Was haben sich Technikvisionäre nicht schon alles ausgedacht: Sprechende Roboter, die vom Staubsaugen bis zum Bierholen lästige Alltagsarbeiten übernehmen. Megacities, in denen Flugautos durch die Straßenschluchten flitzen. Atomkraftwerke, die ganze Kontinente versorgen. Kilometerhohe Wolkenkratzer, Überschallpassagierflugzeuge, Einschienenbahnen, Bergwerke auf dem Meeresgrund, Kolonien auf dem Mond. Doch die kühnen Visionen entpuppten sich sehr oft als Technik-Seifenblasen. Zerplatzt, die Pläne in den Archiven verschwunden. Es ist irgendwie still geworden um die Zukunft. Wo sind die großen Visionen, die großen Projekte geblieben? Zukunft scheint ihre Faszination verloren zu haben.

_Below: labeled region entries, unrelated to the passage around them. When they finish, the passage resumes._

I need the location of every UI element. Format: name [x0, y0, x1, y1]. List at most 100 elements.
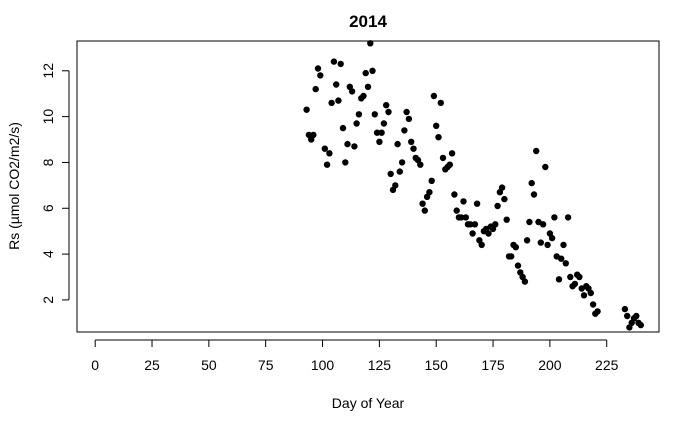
data-point	[364, 83, 372, 91]
data-point	[392, 182, 399, 189]
data-point	[637, 321, 644, 329]
data-point	[521, 278, 529, 285]
data-point	[360, 92, 367, 100]
x-tick-label: 25	[144, 357, 160, 373]
data-point	[330, 58, 338, 65]
data-point	[564, 214, 572, 221]
data-point	[594, 308, 601, 315]
data-point	[446, 161, 453, 168]
data-point	[342, 159, 349, 166]
x-axis: 0 25 50 75 100 125 150 175 200 225	[91, 339, 619, 373]
data-point	[471, 221, 479, 228]
data-point	[310, 131, 317, 139]
data-point	[371, 111, 378, 118]
data-point	[501, 195, 508, 203]
data-point	[339, 124, 347, 132]
data-point	[344, 140, 351, 148]
data-point	[539, 221, 547, 228]
data-point	[303, 106, 310, 113]
data-point	[312, 85, 319, 93]
data-point	[348, 88, 356, 95]
x-axis-label: Day of Year	[332, 395, 405, 411]
data-point	[317, 72, 324, 79]
data-point	[403, 108, 410, 116]
data-point	[410, 145, 417, 152]
chart-title: 2014	[349, 12, 387, 31]
data-point	[376, 138, 383, 145]
data-points	[303, 40, 644, 331]
data-point	[351, 143, 358, 150]
x-tick-label: 0	[91, 357, 99, 373]
data-point	[548, 234, 556, 242]
data-point	[633, 312, 640, 320]
data-point	[473, 200, 481, 207]
data-point	[353, 120, 360, 127]
data-point	[337, 60, 344, 68]
data-point	[387, 170, 394, 178]
data-point	[314, 65, 322, 72]
data-point	[433, 122, 440, 129]
data-point	[362, 69, 369, 77]
data-point	[589, 301, 597, 308]
data-point	[396, 168, 403, 175]
data-point	[439, 154, 447, 162]
y-axis-label: Rs (µmol CO2/m2/s)	[6, 122, 22, 250]
x-tick-label: 175	[481, 357, 505, 373]
data-point	[453, 207, 460, 214]
data-point	[405, 115, 413, 123]
y-tick-label: 4	[40, 250, 56, 258]
data-point	[321, 145, 328, 152]
data-point	[421, 207, 428, 214]
data-point	[458, 214, 465, 221]
data-point	[328, 99, 335, 107]
data-point	[462, 214, 469, 221]
x-tick-label: 50	[201, 357, 217, 373]
data-point	[528, 179, 535, 187]
y-axis: 2 4 6 8 10 12	[40, 63, 70, 304]
data-point	[571, 280, 579, 288]
data-point	[542, 163, 549, 171]
data-point	[451, 191, 458, 198]
data-point	[417, 161, 424, 168]
data-point	[460, 198, 467, 205]
data-point	[383, 102, 390, 109]
data-point	[580, 292, 588, 299]
data-point	[526, 218, 533, 226]
data-point	[621, 305, 629, 313]
data-point	[514, 262, 522, 269]
plot-frame	[76, 40, 660, 333]
data-point	[530, 191, 538, 198]
data-point	[401, 127, 408, 134]
y-tick-label: 2	[40, 296, 56, 304]
data-point	[467, 221, 474, 228]
data-point	[435, 134, 442, 141]
data-point	[380, 120, 388, 127]
data-point	[430, 92, 438, 100]
data-point	[419, 200, 426, 207]
data-point	[587, 289, 594, 297]
x-tick-label: 225	[595, 357, 619, 373]
data-point	[558, 255, 565, 262]
data-point	[385, 108, 392, 116]
data-point	[437, 99, 444, 107]
data-point	[560, 241, 567, 249]
data-point	[555, 276, 563, 283]
x-tick-label: 75	[258, 357, 274, 373]
data-point	[367, 40, 374, 47]
data-point	[408, 138, 415, 145]
x-tick-label: 100	[311, 357, 335, 373]
data-point	[492, 221, 499, 228]
data-point	[512, 244, 519, 251]
data-point	[533, 147, 540, 155]
data-point	[478, 241, 485, 249]
data-point	[494, 202, 501, 210]
data-point	[567, 273, 574, 281]
data-point	[562, 260, 569, 267]
data-point	[398, 159, 406, 166]
data-point	[335, 97, 342, 104]
x-tick-label: 125	[368, 357, 392, 373]
data-point	[369, 67, 376, 75]
data-point	[426, 189, 433, 196]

Doch dieser Eindruck trügt. Gewandelt hat sich die Konkretisierung von Zukunft in Technologie. Der Wind hat sich gedreht, das Zeitalter der Großtechnik ist definitiv vorbei. Nicht mehr Groß- und Megaprojekte bestimmen das Bild der Technik, sondern der Trend zur Miniaturisierung und Integration in das Alltagleben. In einem Handy steckt heute die Rechenpower der Apollo-Mondfähre. Technik ist allgegenwärtig und verschwindet zugleich hinter den Dingen. "Seit es Computer gibt, seit die Energiepreise steigen und seit man Ressourcenverknappung fürchtet, hat sich die Entwicklungsrichtung gedreht. Auf die Expansion nach außen folgt nun die Expansion nach innen, zu immer kleineren und komplexeren Systemen", schreibt Steinmüller.

Grenzenlose Technik.


Nach den Wild Cards, wie man unvorhersehbare, überraschende Ereignisse bezeichnet, die auf einen Schlag die Entwicklungsrichtung verändern können, wendet sich der Zukunftsexperte – zusammen mit seiner Frau als Co-Autorin – nun den Technologien zu. Sein Buch ist ein Grundlagenwerk über die bestimmenden technologischen Trends der kommenden Jahrzehnte.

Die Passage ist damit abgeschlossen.